All of my childhood heroes are old. It's strange watching the tributes on the television set, a brief interview or two accenting their past accolades, thirty five second sound bites over-shadowing the years I lived and breathed biographies and statistics. A wrinkle in Ricky Henderson's face betrays his stolen base record. If you ever saw the gray hair and defeated, tired eyes of Bret "The Hitman" Hart, you would never guess he was the greatest Professional Wrestling Champion of all time. Even Bo knows that no one knows Bo Jackson any longer. Mike Tyson, he's got that shit all over his face to match his rap sheet.
I don't know where I'm going with this. I guess people disappoint me. Damn them.
I'm old now, damn me. I tried so hard. Someone asked me if every person I had sex with counted as one drink per night, would I be tipsy, wasted or dead. I'd definitively be dead.

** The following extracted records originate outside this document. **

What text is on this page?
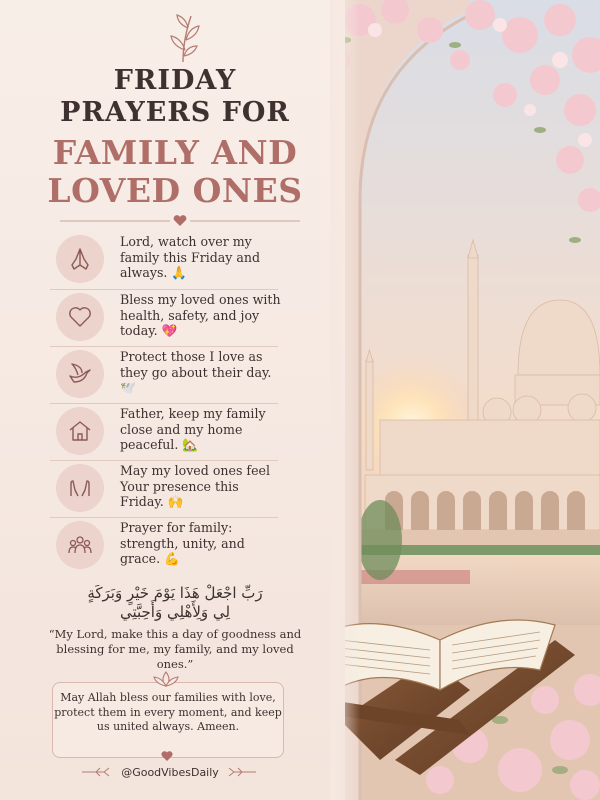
FRIDAY
PRAYERS FOR
FAMILY AND
LOVED ONES
Lord, watch over my family this Friday and always. 🙏
Bless my loved ones with health, safety, and joy today. 💖
Protect those I love as they go about their day. 🕊️
Father, keep my family close and my home peaceful. 🏡
May my loved ones feel Your presence this Friday. 🙌
Prayer for family: strength, unity, and grace. 💪
رَبِّ اجْعَلْ هَذَا يَوْمَ خَيْرٍ وَبَرَكَةٍ
لِي وَلِأَهْلِي وَأَحِبَّتِي
“My Lord, make this a day of goodness and blessing for me, my family, and my loved ones.”
May Allah bless our families with love, protect them in every moment, and keep us united always. Ameen.
@GoodVibesDaily
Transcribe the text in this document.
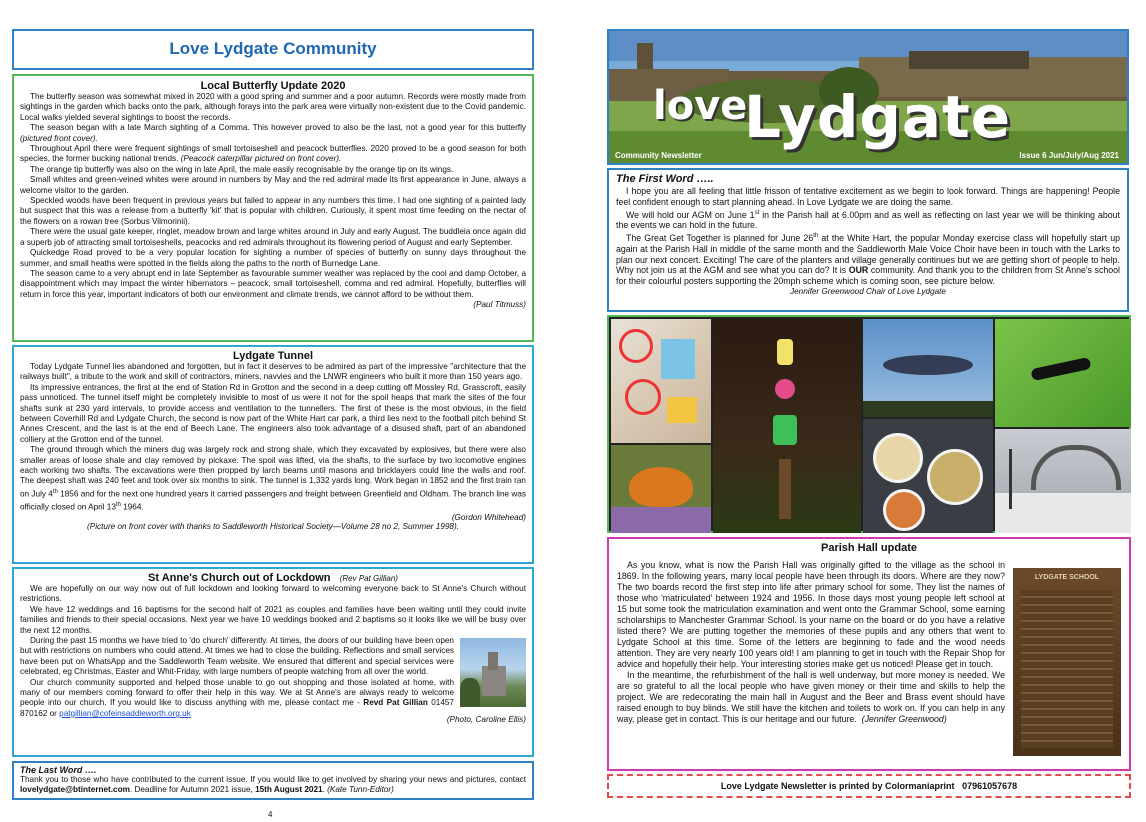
Love Lydgate Community
Local Butterfly Update 2020

The butterfly season was somewhat mixed in 2020 with a good spring and summer and a poor autumn. Records were mostly made from sightings in the garden which backs onto the park, although forays into the park area were virtually non-existent due to the Covid pandemic. Local walks yielded several sightings to boost the records.

The season began with a late March sighting of a Comma. This however proved to also be the last, not a good year for this butterfly (pictured front cover).

Throughout April there were frequent sightings of small tortoiseshell and peacock butterflies. 2020 proved to be a good season for both species, the former bucking national trends. (Peacock caterpillar pictured on front cover).

The orange tip butterfly was also on the wing in late April, the male easily recognisable by the orange tip on its wings.

Small whites and green-veined whites were around in numbers by May and the red admiral made its first appearance in June, always a welcome visitor to the garden.

Speckled woods have been frequent in previous years but failed to appear in any numbers this time. I had one sighting of a painted lady but suspect that this was a release from a butterfly 'kit' that is popular with children. Curiously, it spent most time feeding on the nectar of the flowers on a rowan tree (Sorbus Vilmorinii).

There were the usual gate keeper, ringlet, meadow brown and large whites around in July and early August. The buddleia once again did a superb job of attracting small tortoiseshells, peacocks and red admirals throughout its flowering period of August and early September.

Quickedge Road proved to be a very popular location for sighting a number of species of butterfly on sunny days throughout the summer, and small heaths were spotted in the fields along the paths to the north of Burnedge Lane.

The season came to a very abrupt end in late September as favourable summer weather was replaced by the cool and damp October, a disappointment which may impact the winter hibernators – peacock, small tortoiseshell, comma and red admiral. Hopefully, butterflies will return in force this year, important indicators of both our environment and climate trends, we cannot afford to be without them.

(Paul Titmuss)
Lydgate Tunnel

Today Lydgate Tunnel lies abandoned and forgotten, but in fact it deserves to be admired as part of the impressive "architecture that the railways built", a tribute to the work and skill of contractors, miners, navvies and the LNWR engineers who built it more than 150 years ago.

Its impressive entrances, the first at the end of Station Rd in Grotton and the second in a deep cutting off Mossley Rd, Grasscroft, easily pass unnoticed. The tunnel itself might be completely invisible to most of us were it not for the spoil heaps that mark the sites of the four shafts sunk at 230 yard intervals, to provide access and ventilation to the tunnellers. The first of these is the most obvious, in the field between Coverhill Rd and Lydgate Church, the second is now part of the White Hart car park, a third lies next to the football pitch behind St Annes Crescent, and the last is at the end of Beech Lane. The engineers also took advantage of a disused shaft, part of an abandoned colliery at the Grotton end of the tunnel.

The ground through which the miners dug was largely rock and strong shale, which they excavated by explosives, but there were also smaller areas of loose shale and clay removed by pickaxe. The spoil was lifted, via the shafts, to the surface by two locomotive engines each working two shafts. The excavations were then propped by larch beams until masons and bricklayers could line the walls and roof. The deepest shaft was 240 feet and took over six months to sink. The tunnel is 1,332 yards long. Work began in 1852 and the first train ran on July 4th 1856 and for the next one hundred years it carried passengers and freight between Greenfield and Oldham. The branch line was officially closed on April 13th 1964.

(Gordon Whitehead)
(Picture on front cover with thanks to Saddleworth Historical Society—Volume 28 no 2, Summer 1998).
St Anne's Church out of Lockdown (Rev Pat Gillian)

We are hopefully on our way now out of full lockdown and looking forward to welcoming everyone back to St Anne's Church without restrictions.

We have 12 weddings and 16 baptisms for the second half of 2021 as couples and families have been waiting until they could invite families and friends to their special occasions. Next year we have 10 weddings booked and 2 baptisms so it looks like we will be busy over the next 12 months.

During the past 15 months we have tried to 'do church' differently. At times, the doors of our building have been open but with restrictions on numbers who could attend. At times we had to close the building. Reflections and small services have been put on WhatsApp and the Saddleworth Team website. We ensured that different and special services were celebrated, eg Christmas, Easter and Whit-Friday, with large numbers of people watching from all over the world.

Our church community supported and helped those unable to go out shopping and those isolated at home, with many of our members coming forward to offer their help in this way. We at St Anne's are always ready to welcome people into our church. If you would like to discuss anything with me, please contact me - Revd Pat Gillian 01457 870162 or patgillian@cofeinsaddleworth.org.uk

(Photo, Caroline Ellis)
The Last Word ….

Thank you to those who have contributed to the current issue. If you would like to get involved by sharing your news and pictures, contact lovelydgate@btinternet.com. Deadline for Autumn 2021 issue, 15th August 2021. (Kate Tunn-Editor)

4
love
Lydgate
Community Newsletter	Issue 6 Jun/July/Aug 2021
The First Word …..

I hope you are all feeling that little frisson of tentative excitement as we begin to look forward. Things are happening! People feel confident enough to start planning ahead. In Love Lydgate we are doing the same.

We will hold our AGM on June 1st in the Parish hall at 6.00pm and as well as reflecting on last year we will be thinking about the events we can hold in the future.

The Great Get Together is planned for June 26th at the White Hart, the popular Monday exercise class will hopefully start up again at the Parish Hall in middle of the same month and the Saddleworth Male Voice Choir have been in touch with the Larks to plan our next concert. Exciting! The care of the planters and village generally continues but we are getting short of people to help. Why not join us at the AGM and see what you can do? It is OUR community. And thank you to the children from St Anne's school for their colourful posters supporting the 20mph scheme which is coming soon, see picture below.

Jennifer Greenwood Chair of Love Lydgate
Parish Hall update
LYDGATE SCHOOL

As you know, what is now the Parish Hall was originally gifted to the village as the school in 1869. In the following years, many local people have been through its doors. Where are they now? The two boards record the first step into life after primary school for some. They list the names of those who 'matriculated' between 1924 and 1956. In those days most young people left school at 15 but some took the matriculation examination and went onto the Grammar School, some earning scholarships to Manchester Grammar School. Is your name on the board or do you have a relative listed there? We are putting together the memories of these pupils and any others that went to Lydgate School at this time. Some of the letters are beginning to fade and the wood needs attention. They are very nearly 100 years old! I am planning to get in touch with the Repair Shop for advice and hopefully their help. Your interesting stories make get us noticed! Please get in touch.

In the meantime, the refurbishment of the hall is well underway, but more money is needed. We are so grateful to all the local people who have given money or their time and skills to help the project. We are redecorating the main hall in August and the Beer and Brass event should have raised enough to buy blinds. We still have the kitchen and toilets to work on. If you can help in any way, please get in contact. This is our heritage and our future. (Jennifer Greenwood)

Love Lydgate Newsletter is printed by Colormaniaprint 07961057678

It's nothing short of a miracle I've never gotten an STD. I've shared my share of needles and straws. I've done everything I can to stymie getting older, but it's here.
I should be glad that I'm not dead. I've so many friends I could tip this drink to toast their memory; so many haunted nights of laughter echo through the cavernous cathedral of my heart, prayers to the dark lord of nothing presiding over an empty congregation. I think tonight I almost lost my girlfriend over the stupidest of fucking arguments. She'd be alive, but if I break up with you, you're pretty much dead to me.
"I never get to see you." "You work too much."
I'm working too much to buy a fucking engagement ring, but I can't exactly spill the news, can I? After getting off work at 10pm on July 3, I was back for a 6am-10pm shift over the holiday. Why? Because in addition to my salary, I received sixteen extra miscellaneous hours (holiday pay for actually working it), in addition to sixteen hours at time and a half of my average hourly rate divided from my salary. Basically, I had sixteen hours at $40/hr, plus sixteen "miscellaneous" hours at $25/hr, ON TOP of my salary, which is substantial.
Then, in this pay period, the 1st-15th, I picked up miscellaneous overtime shifts on my days off, resulting in 34 hours at $40/hr, and 16 extra hours at $50/hr, the latter being tomorrow, when I go in at 2pm and get off at 6am. Yes, it's my day off, but goddamn it, this is not only paying for the engagement ring, but also our entire vacation this September.
Not to mention I'm TWO months ahead of my bills, which is TWO MONTHS more than I ever have been.
But I understand. She get's off at three, and spends her afternoon alone in our nice house, the pets her only company. There's no adult conversation. Since we moved from downtown in The City, she doesn't really have friends. I think she's terribly lonely, and that, ladies and gentlemen, breaks my heart into a million little pieces.
Somehow, above all odds in the entire fucking history of the universe, I have a modicum of financial success, and my personal life suffers, yet when I am poor and destitute, my personal relationships are at their finest. Money is a terrible, awful thing. I do know, above any relationship I have ever been in, that if I were to lose her, I would collapse and tumble to the ground. I would curse the sun and crawl into the depth of a darkness so deep the devil himself would dare second guess venturing forth into my cave.
I think that's the truest paragraph I've ever written.
It's strange though, this distance. We're two ships in a large bathtub, guided by the hands of children, drifting further and further apart, praying no one pulls the drain. We're men and women in awe of Prometheus' gift without knowledge of war or destruction.
This is stuff we need to talk about. But here I am sharing it with you, this double whiskey and coke, and interviews with my aging icons on the television.
My 32nd birthday lingers, a shadow around the corner, guiding me into the future with its crooked finger. I've been someone's hero before, and for that, I am truly sorry.